Independent sets in the span of a countable set are countable

I am self-studying Artin's Algebra. Following is Exercise 6.1 from Chapter 3:

Let $V$ be a vector space that is spanned by a countably infinite set. Prove that every independent subset of $V$ is finite or countably infinite.

Though there's an answer on this site here, I want to know if the following proof idea of mine also works.

My proof idea:

Let $S = (u_1, u_2, \ldots)$ be a countably infinite spanning set and $L$ be an infinite independent set. For each $v\in L$, choose$^1$ a coordinate vector $X = (x_1, x_2, \ldots)$ with respect to $S$, so that $X$ is nonzero in only finitely many slots. This assignment is injective since $L$ is independent, and hence we can focus on the set of chosen coordinate vectors. Now, since each of them has coordinates eventually equal to zero, it is countable.

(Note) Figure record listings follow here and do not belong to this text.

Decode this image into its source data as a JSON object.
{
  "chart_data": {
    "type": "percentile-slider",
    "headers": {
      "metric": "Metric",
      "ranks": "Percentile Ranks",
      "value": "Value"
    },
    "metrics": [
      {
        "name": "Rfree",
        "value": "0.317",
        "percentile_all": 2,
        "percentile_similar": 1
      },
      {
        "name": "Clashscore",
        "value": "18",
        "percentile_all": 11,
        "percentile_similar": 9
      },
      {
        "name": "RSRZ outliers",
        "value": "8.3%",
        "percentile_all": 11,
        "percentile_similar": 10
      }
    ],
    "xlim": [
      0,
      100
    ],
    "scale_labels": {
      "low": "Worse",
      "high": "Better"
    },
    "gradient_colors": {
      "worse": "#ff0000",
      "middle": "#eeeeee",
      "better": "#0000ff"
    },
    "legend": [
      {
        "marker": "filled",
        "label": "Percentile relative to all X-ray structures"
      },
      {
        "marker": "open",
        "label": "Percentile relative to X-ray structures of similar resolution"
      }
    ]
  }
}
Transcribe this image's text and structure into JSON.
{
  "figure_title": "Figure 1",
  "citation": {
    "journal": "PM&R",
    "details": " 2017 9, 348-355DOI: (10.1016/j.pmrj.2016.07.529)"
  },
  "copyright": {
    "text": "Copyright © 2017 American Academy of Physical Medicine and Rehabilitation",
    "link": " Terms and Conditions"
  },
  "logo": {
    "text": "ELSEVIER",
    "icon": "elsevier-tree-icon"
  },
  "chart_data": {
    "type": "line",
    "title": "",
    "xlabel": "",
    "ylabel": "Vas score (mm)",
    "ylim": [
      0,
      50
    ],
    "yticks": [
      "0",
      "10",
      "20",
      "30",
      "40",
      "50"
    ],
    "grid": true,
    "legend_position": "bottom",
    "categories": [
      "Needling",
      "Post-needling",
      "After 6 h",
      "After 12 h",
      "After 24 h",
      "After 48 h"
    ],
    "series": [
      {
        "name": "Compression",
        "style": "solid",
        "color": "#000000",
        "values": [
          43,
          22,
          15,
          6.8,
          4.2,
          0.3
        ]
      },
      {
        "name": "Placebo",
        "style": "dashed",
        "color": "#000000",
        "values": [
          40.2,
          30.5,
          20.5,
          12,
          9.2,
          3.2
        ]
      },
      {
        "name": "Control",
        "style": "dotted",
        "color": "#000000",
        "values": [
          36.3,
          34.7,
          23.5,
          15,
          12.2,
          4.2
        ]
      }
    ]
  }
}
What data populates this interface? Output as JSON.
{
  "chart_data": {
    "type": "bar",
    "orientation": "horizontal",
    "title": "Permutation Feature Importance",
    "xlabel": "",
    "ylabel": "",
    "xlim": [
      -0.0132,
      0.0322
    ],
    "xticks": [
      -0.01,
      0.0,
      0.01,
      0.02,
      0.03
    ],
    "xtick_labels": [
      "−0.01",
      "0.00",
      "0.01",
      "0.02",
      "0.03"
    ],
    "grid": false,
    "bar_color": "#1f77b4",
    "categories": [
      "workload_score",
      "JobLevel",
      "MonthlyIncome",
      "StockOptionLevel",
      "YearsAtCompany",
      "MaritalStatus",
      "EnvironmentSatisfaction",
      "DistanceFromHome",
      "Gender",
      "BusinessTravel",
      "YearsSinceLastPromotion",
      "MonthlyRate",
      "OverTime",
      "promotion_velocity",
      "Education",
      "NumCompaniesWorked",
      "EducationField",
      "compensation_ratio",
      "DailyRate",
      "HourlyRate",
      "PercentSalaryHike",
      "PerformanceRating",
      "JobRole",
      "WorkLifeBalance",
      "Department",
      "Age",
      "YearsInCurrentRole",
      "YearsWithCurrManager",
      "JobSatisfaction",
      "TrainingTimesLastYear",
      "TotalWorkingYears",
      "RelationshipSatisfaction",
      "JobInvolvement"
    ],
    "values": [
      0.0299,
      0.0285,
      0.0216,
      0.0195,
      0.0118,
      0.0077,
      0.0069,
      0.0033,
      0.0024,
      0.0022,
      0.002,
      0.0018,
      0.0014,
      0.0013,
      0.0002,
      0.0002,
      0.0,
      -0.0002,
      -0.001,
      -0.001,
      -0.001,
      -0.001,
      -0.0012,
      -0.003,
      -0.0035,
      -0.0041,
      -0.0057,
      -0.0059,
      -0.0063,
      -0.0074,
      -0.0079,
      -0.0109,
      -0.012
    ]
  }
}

$^1$We can avoid AC here by ordering the possibly many coordinate vectors of a given $v$ by an analogue of lexicographic order, and taking the minimal of those. (The field of scalars need not be totally ordered for this.)

Solution 1:

Your argument is a sketch of a correct proof, though I feel there are some important steps you have glossed over. First, you ought to mention that because $L$ is linearly independent, so is the set of coordinate vectors you have chosen to represent its elements (because any nontrivial linear relation between those coordinate vectors would give a nontrivial linear relation between the corresponding elements of $L$).

So, you have a linearly independent subset of the space $k^\infty$ of sequences of scalars that are eventually $0$. Assuming that you have shown that there is no uncountable linearly independent subset of $k^\infty$, you are now done. That fact is nontrivial enough though (I would say it is basically as hard as the statement you are trying to prove) that you should probably mention it explicitly. (One way to prove that fact is to observe, for instance, that a given linearly independent subset of $k^\infty$ can contain at most $n$ elements of $k^n$ where you identify $k^n$ with the set of sequences that are $0$ after their $n$th term, and use this to write your linearly independent subset as a countably union of finite sets.)

In more abstract terms, here is what is going on in your argument. If $V$ is spanned by some set $S$, then this gives a surjective linear map $f:F(S)\to V$ where $F(S)$ is the free vector space on $S$ (the set of formal linear combinations of elements of $S$). Given any linearly independent family of elements of $V$, you can lift it along $f$ to get a family of linearly independent elements of $F(S)$. So, it suffices to show that there is no uncountable family of linearly independent elements of $F(S)$.

It is not clear to me how you are avoiding any use of the axiom of choice here, though. Defining a lexicographic order on a set of tuples requires an ordering on each coordinate set, so you need some sort of ordering on the field $k$. In fact, your argument would appear to require not just a total ordering on $k$ but a well-ordering, since you need the set of ways of representing a given element $v\in L$ to have a least element with respect to your ordering (and the set of such ways is typically infinite). Moreover, the final step of the argument which you glossed over (proving that $k^\infty$ has no uncountable linearly independent subset) appears to require some use of the axiom of choice (in the argument I suggested, to conclude the countable union of finite sets is countable), though I don't know whether this can be avoided somehow.